Tech Thursday: Big Data

Story by Hal Goodtree, first published on Cary Innovation Center.

Cary, NC – Big Data is the flood of information that surrounds every company in 2012. Creating meaningful information from that data is a challenge to companies large and small. Here’s what you need to know about Big Data for 2013.

Big Data

Wikipedia refers to Big Data as “a collection of data sets so large and complex that it becomes difficult to process using on-hand database management tools.”

Disparate Sources

Like all businesses, our data at CaryCitizen comes from many sources:

  • QuickBooks (financial stats)
  • Facebook (social stats)
  • Google Analytics (stats)
  • Feedburner (Email stats)
  • Open X (Advertising stats)
  • CRM (client stats)
  • MailChimp (marketing stats)

The Challenge of Big Data

The challenge of Big Data for small and medium businesses (and municipalities) is to collect and visualize the massive (and useful) information from disconnected data sources.

A Horde of Solutions

Big companies can turn to SAS, the Cary technology giant and leader in the field of statistics and analysis. SAP, Omniture, NetLedger and IBM also provide big data, statistics and business analytics software and solutions.

Small and medium businesses can be harder pressed to find a comprehensive solution, but not from lack of offerings.

SalesForce, HootSuite and Google App Insightly all promise various aspects of Big Data management.
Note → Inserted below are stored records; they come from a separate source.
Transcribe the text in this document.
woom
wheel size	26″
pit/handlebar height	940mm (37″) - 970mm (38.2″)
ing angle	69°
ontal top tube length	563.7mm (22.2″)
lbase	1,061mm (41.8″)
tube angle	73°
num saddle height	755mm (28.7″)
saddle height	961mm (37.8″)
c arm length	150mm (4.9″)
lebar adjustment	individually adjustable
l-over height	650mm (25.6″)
Companies with strange names like Cloudera and Clearstory are finding funding to the tune of millions. But none of these solutions covers everything and “free” or low-cost apps can get pricey as you add customized or upgraded services.

There isn’t really a good solution for small and medium businesses to the big data challenge.

A Challenge, Not a Problem

Big Data is an opportunity, not a problem. At least not yet.

Businesses get more data than ever about customers. There is no doubt that unifying this data into meaningful information can improve the bottom line for almost any business.

Right now, not having a handle on your big data is, at worst, a missed opportunity. But in the future, it might be a competitive problem.

Other Names for Big Data

Companies have been awakening to the possibilities of Big Data for over a decade. In the recent past, other lexicographic handles include:

  • Data Mining
  • Business Intelligence
  • Decision Support
  • Analytics

Hadoop and NoSQL

As you begun to familiarize yourself with Big Data, you may hear about Hadoop, a project of the open-source Apache Foundation. Apache is best know for producing software for servers.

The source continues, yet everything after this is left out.